At the same time, in Ealing, west London, a 29-year-old man, believed to be Mr Dart, was arrested in the street, while a 21-year-old man and a 30-year-old woman were held at separate residential premises.
Police insisted that the arrests were not linked to the Olympics and that an attack was not believed to be imminent.
The suspects had been monitored by counter-terrorism officers and MI5 for some time and the arrests were part of a pre-planned intelligence operation.
Mr Dart’s stepfather Thomas Leech, speaking from the family’s home in Weymouth, Dorset, confirmed that Mr Dart had been arrested but said the family did not wish to comment further.
In Stratford, another neighbour said that the three brothers had been “getting more religious throughout the years”. Another said he was “confused” because the “big one” used to be a PCSO, so the events had left him “very surprised”.
Neighbours said the father of the family had left their mother to bring up three sons and one daughter on her own.
During the raid at the Abbey Road address in Stratford, the front door of the house was smashed, leaving debris lying on the doorstep and a red curtain draped over the entrance. Police erected a blue tent in front of the door as officers visited and left the property throughout the day.

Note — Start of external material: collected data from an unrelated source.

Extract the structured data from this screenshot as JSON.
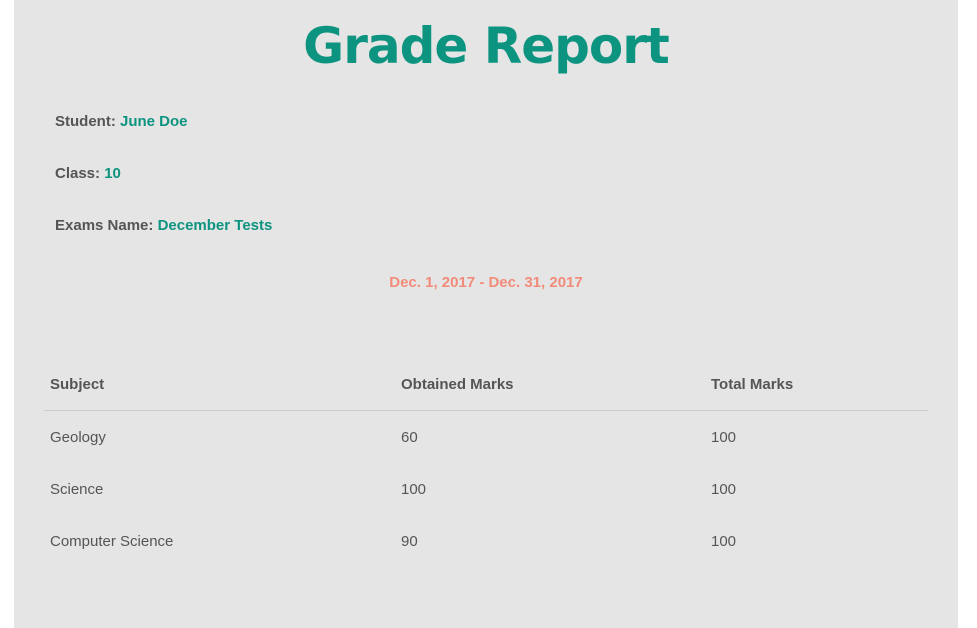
{
  "report": {
    "title": "Grade Report",
    "student_label": "Student:",
    "student_value": "June Doe",
    "class_label": "Class:",
    "class_value": "10",
    "exam_label": "Exams Name:",
    "exam_value": "December Tests",
    "date_range": "Dec. 1, 2017 - Dec. 31, 2017"
  },
  "table": {
    "headers": [
      "Subject",
      "Obtained Marks",
      "Total Marks"
    ],
    "rows": [
      [
        "Geology",
        "60",
        "100"
      ],
      [
        "Science",
        "100",
        "100"
      ],
      [
        "Computer Science",
        "90",
        "100"
      ]
    ]
  },
  "colors": {
    "accent": "#0d9480",
    "date": "#f28b7a",
    "text": "#555555",
    "background": "#e5e5e5"
  }
}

A neighbour said the street lights had been extinguished and the road blocked off to traffic just before the arrest.
He said: “It seemed like it was synchronised by the police. There were no sirens. However, at around 4.10am we heard a big blast. I saw from the window that the door of the house flew off.
“It wasn’t a battering ram that the police used, it was an explosion that went, ‘bang’ four times. It was dark. The only thing I could see was the officers all in black in helmets and with riot shields.”
Reje Rahman, 32, a child protection worker, said her 12-year-old daughter was so scared by the raid that she “couldn’t get to sleep afterwards” and thought that the “building was going to collapse”.